For me, I needed the command to be invoked every 30 minutes as it didn’t make sense to trigger it every minute since all functions are synchronous, and if there are a large number of emails at a time or database becomes huge, the total time (query time + actual time sending email) may take more than a minute which might result in missing triggers for the next minute.
Thus, what I ended up doing was round up time between 9:00 and 9:30 to 9:00 while between 9:31 to 10 at 10:00, during the time of insertion of the query to the database. As far as triggering is concerned, AWS sets the time of each instance to GMT +0000, thus each entry in the database needs to have time in terms of GMT.
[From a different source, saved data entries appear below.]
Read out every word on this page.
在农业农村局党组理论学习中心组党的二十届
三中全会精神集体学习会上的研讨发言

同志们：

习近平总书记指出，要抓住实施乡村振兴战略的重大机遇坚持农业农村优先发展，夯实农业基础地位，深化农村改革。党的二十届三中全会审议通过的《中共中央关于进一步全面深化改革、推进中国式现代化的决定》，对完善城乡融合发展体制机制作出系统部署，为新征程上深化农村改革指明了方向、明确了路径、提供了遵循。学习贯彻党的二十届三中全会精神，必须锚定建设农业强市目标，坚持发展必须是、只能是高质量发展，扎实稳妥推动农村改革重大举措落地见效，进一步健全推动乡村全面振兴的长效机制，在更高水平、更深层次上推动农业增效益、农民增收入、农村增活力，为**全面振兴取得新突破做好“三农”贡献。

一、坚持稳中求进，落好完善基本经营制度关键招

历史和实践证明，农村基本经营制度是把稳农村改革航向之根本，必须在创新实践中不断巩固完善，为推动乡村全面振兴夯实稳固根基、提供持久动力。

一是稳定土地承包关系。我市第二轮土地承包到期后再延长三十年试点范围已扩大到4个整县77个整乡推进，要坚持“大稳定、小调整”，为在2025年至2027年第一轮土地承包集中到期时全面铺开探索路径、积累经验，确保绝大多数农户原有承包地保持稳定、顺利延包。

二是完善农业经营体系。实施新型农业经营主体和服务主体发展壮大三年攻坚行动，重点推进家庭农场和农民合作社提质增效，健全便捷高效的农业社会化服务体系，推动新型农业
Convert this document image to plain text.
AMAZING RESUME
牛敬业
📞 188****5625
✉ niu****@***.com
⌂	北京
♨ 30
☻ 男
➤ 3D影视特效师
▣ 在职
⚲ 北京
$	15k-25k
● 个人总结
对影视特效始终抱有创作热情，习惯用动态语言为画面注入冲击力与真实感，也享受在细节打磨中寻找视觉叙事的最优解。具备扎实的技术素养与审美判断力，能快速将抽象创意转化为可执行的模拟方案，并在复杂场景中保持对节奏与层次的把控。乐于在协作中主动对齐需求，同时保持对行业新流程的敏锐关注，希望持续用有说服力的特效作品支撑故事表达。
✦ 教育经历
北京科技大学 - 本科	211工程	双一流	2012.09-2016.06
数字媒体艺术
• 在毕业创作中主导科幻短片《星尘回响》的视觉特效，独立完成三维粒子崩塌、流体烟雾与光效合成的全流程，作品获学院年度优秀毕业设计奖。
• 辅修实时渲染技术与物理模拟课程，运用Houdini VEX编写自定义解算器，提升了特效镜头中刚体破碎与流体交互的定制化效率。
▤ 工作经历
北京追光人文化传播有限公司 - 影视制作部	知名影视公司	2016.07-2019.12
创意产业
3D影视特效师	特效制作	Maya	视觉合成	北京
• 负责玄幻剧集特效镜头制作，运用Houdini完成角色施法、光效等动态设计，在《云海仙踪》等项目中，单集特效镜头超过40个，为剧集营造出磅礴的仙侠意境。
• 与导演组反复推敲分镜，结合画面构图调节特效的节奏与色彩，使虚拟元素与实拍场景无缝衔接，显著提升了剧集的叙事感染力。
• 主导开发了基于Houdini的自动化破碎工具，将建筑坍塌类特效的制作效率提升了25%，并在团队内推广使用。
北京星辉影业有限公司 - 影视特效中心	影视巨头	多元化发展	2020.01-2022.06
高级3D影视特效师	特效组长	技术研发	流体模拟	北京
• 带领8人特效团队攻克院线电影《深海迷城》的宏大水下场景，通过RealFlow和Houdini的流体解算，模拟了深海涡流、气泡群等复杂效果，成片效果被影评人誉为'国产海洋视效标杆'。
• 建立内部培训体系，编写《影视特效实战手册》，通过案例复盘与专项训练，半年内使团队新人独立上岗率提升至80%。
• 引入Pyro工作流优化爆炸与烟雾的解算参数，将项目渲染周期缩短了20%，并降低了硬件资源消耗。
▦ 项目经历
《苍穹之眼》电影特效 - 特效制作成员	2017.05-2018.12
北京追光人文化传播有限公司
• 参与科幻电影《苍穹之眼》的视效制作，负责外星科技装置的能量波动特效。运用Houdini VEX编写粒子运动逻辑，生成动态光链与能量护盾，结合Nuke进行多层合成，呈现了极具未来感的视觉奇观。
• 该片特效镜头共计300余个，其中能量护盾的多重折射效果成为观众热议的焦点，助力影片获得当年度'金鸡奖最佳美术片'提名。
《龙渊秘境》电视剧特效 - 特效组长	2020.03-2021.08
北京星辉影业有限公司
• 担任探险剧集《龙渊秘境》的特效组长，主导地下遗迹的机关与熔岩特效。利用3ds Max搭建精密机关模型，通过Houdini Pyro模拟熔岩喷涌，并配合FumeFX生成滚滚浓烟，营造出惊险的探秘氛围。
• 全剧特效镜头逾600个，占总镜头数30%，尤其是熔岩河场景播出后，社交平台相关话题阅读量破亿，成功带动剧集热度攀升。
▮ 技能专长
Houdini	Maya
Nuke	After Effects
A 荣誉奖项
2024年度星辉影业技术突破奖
0,30 * * * * command_here // invoke command at every 30 minutes
You can use either SendGrid or Amazon SES to build the service. But since SendGrid allowed to start sending an email immediately, I ended up using it. For Amazon SES, you have to send a request to move you out of the sandbox which takes roughly 24hrs.
The application is deployed on Amazon EC2 instance with MongoDB installed locally on the instance.
To keep the application running, initially, I tried using
nohup, a Linux command which allows running the process in the background, but then paved the way for pm2, a node package used for production process management.
While the project was pretty much straight forward, there were two interesting problems that I got to solve.
- Setting the timezone for the user. The system sends an email at the desired time of the user. But since users are across the globe, I can’t really just use one timezone on the system and send it accordingly. And asking the user for timezone just didn’t feel right when you already can get this from the user’s web browser. So, how it works is using JS, along with goals and other user info, I also pad along the user’s timezone. Which in backend automatically adjusts to the timezone of the system(server). One thing I wished it could solve is the daylight saving challenge, but at the time of building, other than Australia, no major country was in daylight saving.
- The second challenge that I had to solve was as I was deploying, I had considered GitHub Pages or Netlify to host Frontend as both had HTTPS support. But the problem arose when the Frontend made the call to the backend which was in HTTP, which resulted in CORS policy error for all browsers. One solution was I could enable https on my EC2 instance, but that meant spending $$. So I ended up using Surge, which allowed me to host the static website for free using HTTP.